Kinetic and structural properties of NADP-malic enzyme from sugarcane leaves

Abstract

Oligomeric structure and kinetic properties of NADP-malic enzyme, purified from sugarcane (Saccharam officinarum L.) leaves, were determined at either pH 7.0 and 8.0. Size exclusion chromatography showed the existence of an equilibrium between the dimeric and the tetrameric forms. At pH 7.0 the enzyme was found preferentially as a 125 kilodalton homodimer, whereas the tetramer was the major form found at pH 8.0. Although free forms of L-malate, NADP+, and Mg2+ were determined as the true substrates and cofactors for the enzyme at the two conditions, the kinetic properties of the malic enzyme were quite different depending on pH. Higher affinity for L-malate (Km = 58 micromolar), but also inhibition by high substrate (Ki = 4.95 millimolar) were observed at pH 7.0. L-Malate saturation isotherms at pH 8.0 followed hyperbolic kinetics (Km = 120 micromolar). At both pH conditions, activity response to NADP+ exhibited Michaelis-Menten behavior with Km values of 7.1 and 4.6 micromolar at pH 7.0 and 8.0, respectively.

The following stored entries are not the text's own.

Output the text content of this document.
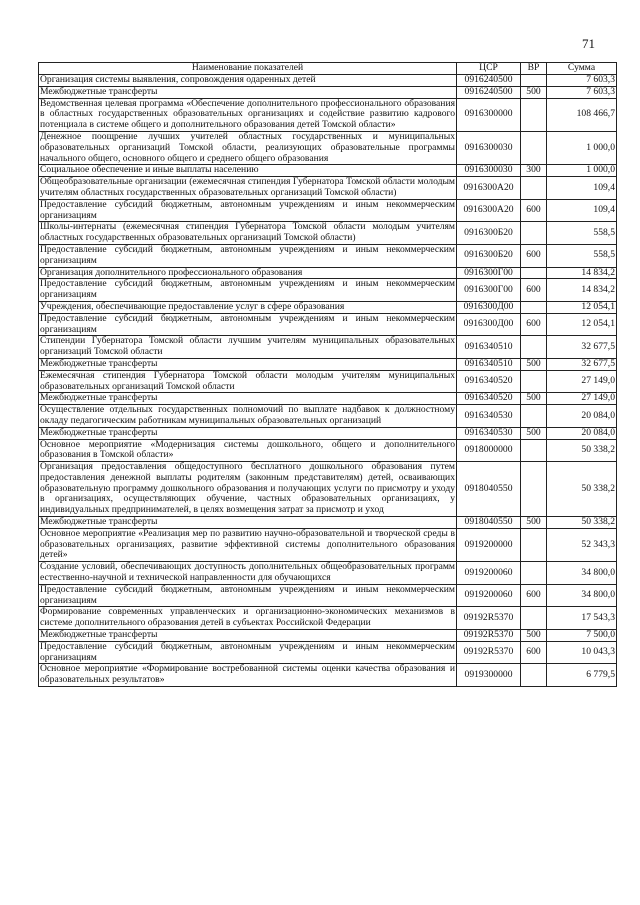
71
Наименование показателей	ЦСР	ВР	Сумма
Организация системы выявления, сопровождения одаренных детей	0916240500		7 603,3
Межбюджетные трансферты	0916240500	500	7 603,3
Ведомственная целевая программа «Обеспечение дополнительного профессионального образования в областных государственных образовательных организациях и содействие развитию кадрового потенциала в системе общего и дополнительного образования детей Томской области»	0916300000		108 466,7
Денежное поощрение лучших учителей областных государственных и муниципальных образовательных организаций Томской области, реализующих образовательные программы начального общего, основного общего и среднего общего образования	0916300030		1 000,0
Социальное обеспечение и иные выплаты населению	0916300030	300	1 000,0
Общеобразовательные организации (ежемесячная стипендия Губернатора Томской области молодым учителям областных государственных образовательных организаций Томской области)	0916300А20		109,4
Предоставление субсидий бюджетным, автономным учреждениям и иным некоммерческим организациям	0916300А20	600	109,4
Школы-интернаты (ежемесячная стипендия Губернатора Томской области молодым учителям областных государственных образовательных организаций Томской области)	0916300Б20		558,5
Предоставление субсидий бюджетным, автономным учреждениям и иным некоммерческим организациям	0916300Б20	600	558,5
Организация дополнительного профессионального образования	0916300Г00		14 834,2
Предоставление субсидий бюджетным, автономным учреждениям и иным некоммерческим организациям	0916300Г00	600	14 834,2
Учреждения, обеспечивающие предоставление услуг в сфере образования	0916300Д00		12 054,1
Предоставление субсидий бюджетным, автономным учреждениям и иным некоммерческим организациям	0916300Д00	600	12 054,1
Стипендии Губернатора Томской области лучшим учителям муниципальных образовательных организаций Томской области	0916340510		32 677,5
Межбюджетные трансферты	0916340510	500	32 677,5
Ежемесячная стипендия Губернатора Томской области молодым учителям муниципальных образовательных организаций Томской области	0916340520		27 149,0
Межбюджетные трансферты	0916340520	500	27 149,0
Осуществление отдельных государственных полномочий по выплате надбавок к должностному окладу педагогическим работникам муниципальных образовательных организаций	0916340530		20 084,0
Межбюджетные трансферты	0916340530	500	20 084,0
Основное мероприятие «Модернизация системы дошкольного, общего и дополнительного образования в Томской области»	0918000000		50 338,2
Организация предоставления общедоступного бесплатного дошкольного образования путем предоставления денежной выплаты родителям (законным представителям) детей, осваивающих образовательную программу дошкольного образования и получающих услуги по присмотру и уходу в организациях, осуществляющих обучение, частных образовательных организациях, у индивидуальных предпринимателей, в целях возмещения затрат за присмотр и уход	0918040550		50 338,2
Межбюджетные трансферты	0918040550	500	50 338,2
Основное мероприятие «Реализация мер по развитию научно-образовательной и творческой среды в образовательных организациях, развитие эффективной системы дополнительного образования детей»	0919200000		52 343,3
Создание условий, обеспечивающих доступность дополнительных общеобразовательных программ естественно-научной и технической направленности для обучающихся	0919200060		34 800,0
Предоставление субсидий бюджетным, автономным учреждениям и иным некоммерческим организациям	0919200060	600	34 800,0
Формирование современных управленческих и организационно-экономических механизмов в системе дополнительного образования детей в субъектах Российской Федерации	09192R5370		17 543,3
Межбюджетные трансферты	09192R5370	500	7 500,0
Предоставление субсидий бюджетным, автономным учреждениям и иным некоммерческим организациям	09192R5370	600	10 043,3
Основное мероприятие «Формирование востребованной системы оценки качества образования и образовательных результатов»	0919300000		6 779,5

Negative cooperativity detected in the binding of Mg2+ suggested the presence of at least two Mg2+-binding sites with different affinity. The Ka values for Mg2+ obtained at pH 7.0 (9 and 750 micromolar) were significantly higher than those calculated at pH 8.0 (1 and 84 micromolar). The results suggest that changes in pH and Mg2+ levels could be important for the physiological regulation of NADP-malic enzyme.